Museo etnografico di stregoneria

al Museo etnografico, dove si conservano tra l’altro alcuni strumenti di tortura, fanno testo anche le carceri (visitabili) nel Fortino di San Dalmazio

In seguito al cinquecentenario dei processi per stregoneria, con le
duecento imputazioni che l’hanno reso tristemente famosa, Triora si
propone come patria simbolica delle streghe. Oltre al Museo
etnografico, dove si conservano tra l’altro alcuni strumenti di
tortura, fanno testo anche le carceri (visitabili) nel Fortino di
San Dalmazio e il monumento alla strega, con tanto di scopa e
paiolo, collocato nella piazzetta.

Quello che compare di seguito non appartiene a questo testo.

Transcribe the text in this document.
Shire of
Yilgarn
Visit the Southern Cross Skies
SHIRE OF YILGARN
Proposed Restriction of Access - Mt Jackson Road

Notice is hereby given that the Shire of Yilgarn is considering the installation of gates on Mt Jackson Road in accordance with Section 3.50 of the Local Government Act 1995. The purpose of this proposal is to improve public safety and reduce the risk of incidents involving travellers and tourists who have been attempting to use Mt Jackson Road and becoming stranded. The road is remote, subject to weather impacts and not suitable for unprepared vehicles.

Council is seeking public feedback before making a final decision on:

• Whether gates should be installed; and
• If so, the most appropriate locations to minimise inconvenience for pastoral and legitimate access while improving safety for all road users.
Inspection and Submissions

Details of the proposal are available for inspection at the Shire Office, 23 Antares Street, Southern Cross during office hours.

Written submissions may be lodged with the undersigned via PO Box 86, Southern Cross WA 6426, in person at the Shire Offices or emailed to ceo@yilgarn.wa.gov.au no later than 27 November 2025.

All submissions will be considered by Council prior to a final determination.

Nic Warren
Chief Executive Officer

In realtà scopa e paiolo,
ormai considerati contrassegni irrinunciabili della strega, ha
parecchio da raccontare: la scopa è simbolo fallico, parente
stretta della bacchetta del mago mentre il paiolo, discendente del
calderone celtico, è l’emblema femminile della
fecondità e della rinascita, in altre parole del trionfo
sulla morte.

A Triora c’è anche un’autentica casa delle streghe, in
località Cabotina, alle soglie dell’abitato, dove secondo i
capi d’accusa dell’epoca le “famigerate ” donne si sarebbero
riunite per poi recarsi tutte insieme al Sabba. Emblematico
è il nome stesso della località, Triora ovvero tre
bocche, immortalate nello stemma cittadino sull’acciottolato della
piazzetta.

Tre, infatti, è il numero magico simbolo di perfezione,
dunque il segno che completa e conclude: non a caso gli dei celtici
sono rappresentati spesso in triadi, l’esempio classico è
fornito dalle Tre Matres, tre figure divine, delle quali solo la
centrale, col capo coperto da un curioso copricapo, culla tra le
braccia, un bambino. Il numero tre, tuttavia, funziona anche al
maschile, basta pensare al dio Lug, che nasce da una vergine
insieme ad altri due fratelli gemelli poi fatalmente periti tra i
flutti dove erano stati gettati subito dopo il parto.